While mulling this over in the back of my mind while working on other stuff for several weeks, it has morphed into several ways to improve some of the shortcomings of TextCat, as well as ways to report a somewhat meaningful score (which TextCat be default isn't really well-equipped to do).
So, I've converted this to an EPIC and I'll add a number of sub-tasks to it.
I've kept the original description below.
Some potential measures of confidence that could be applied to TextCat are laid out in "TextCat and Confidence"; briefly, we could consider the number of language guesses TextCat gives, compare the score of the second-best guess to the best guess, or compare a score to the theoretical worst possible score for a given string.
It's possible to test any (or all) of those measures against existing query sets and try to find a threshold for better/worse language identification performance.
Possible corpora for testing:
- Trey's language evaluation sets: the corpora are small, but we have a reasonable approximation of "the truth" for each identification.
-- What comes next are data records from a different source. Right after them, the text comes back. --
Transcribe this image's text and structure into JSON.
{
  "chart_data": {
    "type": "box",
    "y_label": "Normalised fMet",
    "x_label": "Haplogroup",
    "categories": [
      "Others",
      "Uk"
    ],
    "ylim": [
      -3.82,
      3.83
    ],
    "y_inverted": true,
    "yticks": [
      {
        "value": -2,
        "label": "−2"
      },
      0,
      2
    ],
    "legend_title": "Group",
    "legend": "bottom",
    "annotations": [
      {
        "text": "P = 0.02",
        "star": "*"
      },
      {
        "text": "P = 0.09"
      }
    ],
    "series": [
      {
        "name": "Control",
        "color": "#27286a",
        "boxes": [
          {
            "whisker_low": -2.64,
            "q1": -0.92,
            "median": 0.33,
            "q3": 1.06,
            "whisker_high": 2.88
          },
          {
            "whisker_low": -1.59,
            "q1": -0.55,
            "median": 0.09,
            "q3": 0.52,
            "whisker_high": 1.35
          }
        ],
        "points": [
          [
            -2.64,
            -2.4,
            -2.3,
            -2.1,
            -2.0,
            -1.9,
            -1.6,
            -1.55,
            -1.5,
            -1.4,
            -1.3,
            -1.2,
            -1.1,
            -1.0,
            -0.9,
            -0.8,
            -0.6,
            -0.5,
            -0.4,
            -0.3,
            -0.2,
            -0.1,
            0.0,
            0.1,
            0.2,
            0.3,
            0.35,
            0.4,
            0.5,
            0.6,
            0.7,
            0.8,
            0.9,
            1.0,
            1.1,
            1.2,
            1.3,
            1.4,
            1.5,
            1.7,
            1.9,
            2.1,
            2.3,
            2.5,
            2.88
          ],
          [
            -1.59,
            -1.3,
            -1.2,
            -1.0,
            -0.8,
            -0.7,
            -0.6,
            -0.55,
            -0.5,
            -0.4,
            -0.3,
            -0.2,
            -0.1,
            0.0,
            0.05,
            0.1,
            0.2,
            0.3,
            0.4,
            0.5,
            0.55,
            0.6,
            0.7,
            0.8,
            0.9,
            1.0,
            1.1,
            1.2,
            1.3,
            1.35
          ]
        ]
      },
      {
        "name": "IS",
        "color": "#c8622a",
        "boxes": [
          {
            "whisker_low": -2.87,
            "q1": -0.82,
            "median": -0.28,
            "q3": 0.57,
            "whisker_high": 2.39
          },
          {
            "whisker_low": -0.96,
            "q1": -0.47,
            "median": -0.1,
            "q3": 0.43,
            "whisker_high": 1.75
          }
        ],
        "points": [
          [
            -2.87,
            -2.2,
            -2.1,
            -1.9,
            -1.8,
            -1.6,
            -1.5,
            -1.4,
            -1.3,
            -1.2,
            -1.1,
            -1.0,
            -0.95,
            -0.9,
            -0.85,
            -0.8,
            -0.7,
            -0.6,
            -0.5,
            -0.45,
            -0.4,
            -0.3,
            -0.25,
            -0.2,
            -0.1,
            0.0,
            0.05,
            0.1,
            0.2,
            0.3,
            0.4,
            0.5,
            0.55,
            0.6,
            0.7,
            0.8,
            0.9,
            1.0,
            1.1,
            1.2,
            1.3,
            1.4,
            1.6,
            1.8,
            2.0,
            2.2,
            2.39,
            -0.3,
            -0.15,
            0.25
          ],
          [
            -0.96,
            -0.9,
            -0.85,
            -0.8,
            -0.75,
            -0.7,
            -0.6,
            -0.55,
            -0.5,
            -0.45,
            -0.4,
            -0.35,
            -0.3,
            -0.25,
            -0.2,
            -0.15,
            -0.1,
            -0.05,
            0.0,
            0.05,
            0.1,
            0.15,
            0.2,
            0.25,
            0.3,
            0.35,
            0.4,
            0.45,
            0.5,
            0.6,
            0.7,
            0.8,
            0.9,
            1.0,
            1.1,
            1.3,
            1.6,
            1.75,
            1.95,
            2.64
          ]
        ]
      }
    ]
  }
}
- Mikhail's TextCat A/B test data: the corpora are probably larger (not sure on the breakdown by wiki), and a lot more data can be gotten relatively easily without a lot of manual work to get it; evaluation could be based on clicks, which depend not only on language ID, but also whether there's anything relevant in the interwiki results.
- Randomly selected queries: We could identify them by language, and the number of results from a cross-wiki search could be used as a proxy for language identification quality. Data is effectively unlimited and easy to get, though evaluation would be less direct.
Potential problems include:
- general sparsity of data for evaluation
- skews in the presence of click-worthy results by language (e.g., people searching in Spanish on enwiki get more/better results than people searching in German, even though language detection works equally well in either case)
Implementation notes (note to future selves):
- It seems likely that the confidence threshold should be set on a per-wiki basis, based on the concerns expressed in "TextCat and Confidence" and elsewhere. (Though it's possible that they could all work out to be really similar.)
- The confidence thresholding could happen internally to TextCat, based on a threshold parameter, since it already fails to return a value when too many candidates are likely (by default: >5, within 5%).